Жан сделал еще несколько шагов вглубь комнаты. «Картина», располагавшаяся в центре, притягивала его внимание почти против воли, словно магнит — железные опилки. Скрипнула паркетная половица; затем Жан ощутил под ногами ковер — прежде он его даже не заметил. Кое-где ковер был освещен косыми лучами солнца, проникавшими сквозь жалюзи.

На полу в сидячем положении располагались два мужских манекена, увенчанные беретами. На одном манекене были серые панталоны, черный сюртук, белая рубашка и оранжевый галстук. В левой руке он сжимал трость. Его левая нога была вытянута, корпус слегка откинут назад, левая рука опиралась на пол, а правая была вытянута, словно на что-то указывала. Чуть дальше располагался второй манекен — в белых панталонах, белой рубашке, черном сюртуке и тоже с оранжевым галстуком. Он опирался на пол правой рукой, а левая рука покоилась на правом колене. Если не считать накладных бородок, плоские, обтянутые тканью «лица» обоих манекенов были абсолютно пусты.

На переднем плане лежало голубое платье, а поверх него была положена соломенная шляпка с темно-синей лентой. Была здесь и опрокинутая корзина с фруктами, откуда высыпались несколько груш и горсть вишен. Большое полотно на заднем плане изображало сельский пейзаж, похожий на те, что служат фоном для художественных снимков в фотостудиях: несколько деревьев с густыми кронами, река, лодка и выходящая из воды темноволосая купальщица в одной рубашке. Все это было нарисовано довольно грубо и непрофессионально.

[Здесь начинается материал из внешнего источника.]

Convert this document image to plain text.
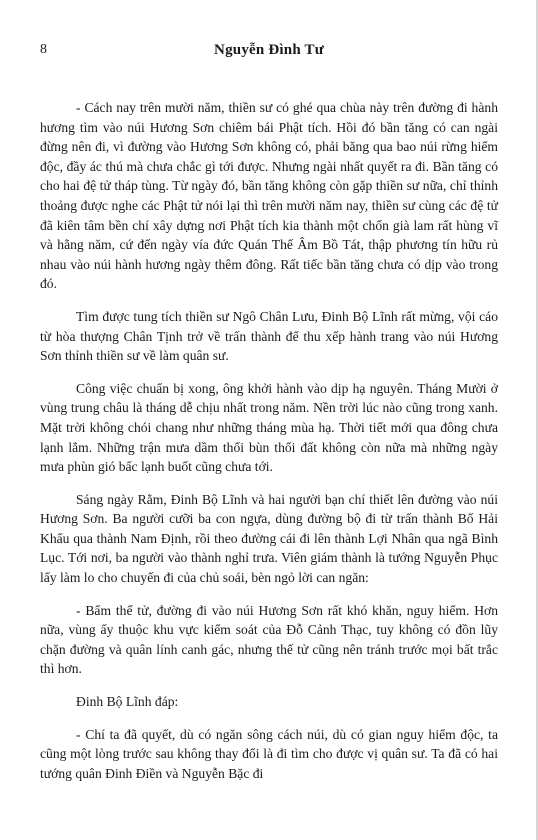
8	Nguyễn Đình Tư

- Cách nay trên mười năm, thiền sư có ghé qua chùa này trên đường đi hành hương tìm vào núi Hương Sơn chiêm bái Phật tích. Hồi đó bần tăng có can ngài đừng nên đi, vì đường vào Hương Sơn không có, phải băng qua bao núi rừng hiểm độc, đầy ác thú mà chưa chắc gì tới được. Nhưng ngài nhất quyết ra đi. Bần tăng có cho hai đệ tử tháp tùng. Từ ngày đó, bần tăng không còn gặp thiền sư nữa, chỉ thỉnh thoảng được nghe các Phật tử nói lại thì trên mười năm nay, thiền sư cùng các đệ tử đã kiên tâm bền chí xây dựng nơi Phật tích kia thành một chốn già lam rất hùng vĩ và hằng năm, cứ đến ngày vía đức Quán Thế Âm Bồ Tát, thập phương tín hữu rủ nhau vào núi hành hương ngày thêm đông. Rất tiếc bần tăng chưa có dịp vào trong đó.

Tìm được tung tích thiền sư Ngô Chân Lưu, Đinh Bộ Lĩnh rất mừng, vội cáo từ hòa thượng Chân Tịnh trở về trấn thành để thu xếp hành trang vào núi Hương Sơn thỉnh thiền sư về làm quân sư.

Công việc chuẩn bị xong, ông khởi hành vào dịp hạ nguyên. Tháng Mười ở vùng trung châu là tháng dễ chịu nhất trong năm. Nền trời lúc nào cũng trong xanh. Mặt trời không chói chang như những tháng mùa hạ. Thời tiết mới qua đông chưa lạnh lắm. Những trận mưa dầm thối bùn thối đất không còn nữa mà những ngày mưa phùn gió bấc lạnh buốt cũng chưa tới.

Sáng ngày Rằm, Đinh Bộ Lĩnh và hai người bạn chí thiết lên đường vào núi Hương Sơn. Ba người cưỡi ba con ngựa, dùng đường bộ đi từ trấn thành Bố Hải Khẩu qua thành Nam Định, rồi theo đường cái đi lên thành Lợi Nhân qua ngã Bình Lục. Tới nơi, ba người vào thành nghỉ trưa. Viên giám thành là tướng Nguyễn Phục lấy làm lo cho chuyến đi của chủ soái, bèn ngỏ lời can ngăn:

- Bẩm thế tử, đường đi vào núi Hương Sơn rất khó khăn, nguy hiểm. Hơn nữa, vùng ấy thuộc khu vực kiểm soát của Đỗ Cảnh Thạc, tuy không có đồn lũy chặn đường và quân lính canh gác, nhưng thế tử cũng nên tránh trước mọi bất trắc thì hơn.

Đinh Bộ Lĩnh đáp:

- Chí ta đã quyết, dù có ngăn sông cách núi, dù có gian nguy hiểm độc, ta cũng một lòng trước sau không thay đổi là đi tìm cho được vị quân sư. Ta đã có hai tướng quân Đinh Điền và Nguyễn Bặc đi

Так или иначе, во всех деталях был воспроизведен знаменитый «Завтрак на траве» Мане, отвергнутый Художественным салоном в 1863 году вместе с картинами Писарро, Казена и Уистлера. Наполеон взял под защиту этих тогдашних «авангардистов» и позволил им выставить картины в смежных залах. Так возник знаменитый «Салон отвергнутых», главной достопримечательностью которого и стал «Завтрак на траве». Сюжет картины восходил к классике, к «Сельскому концерту» Тициана, но техника живописи была принципиально новой: впервые возникла та столь раздражающая многих манера чередовать светлые и темные пятна, создающая резкие, сразу бросающиеся в глаза контрасты. Несколько лет спустя Клод Моне, воздавая честь мэтру, ставшему родоначальником нового стиля в среде художников, ответил на его поистине новаторский шедевр созданием собственного «Завтрака на траве», хотя и не столь шокирующего.

Ощутив, как сильно пересохло в горле, Жан отошел. Он не увидел главного элемента «картины», но отсутствие трупа производило даже более жуткое впечатление, придавая двум манекенам, застывшим в неестественных позах, и всей композиции в целом необыкновенно мрачный вид.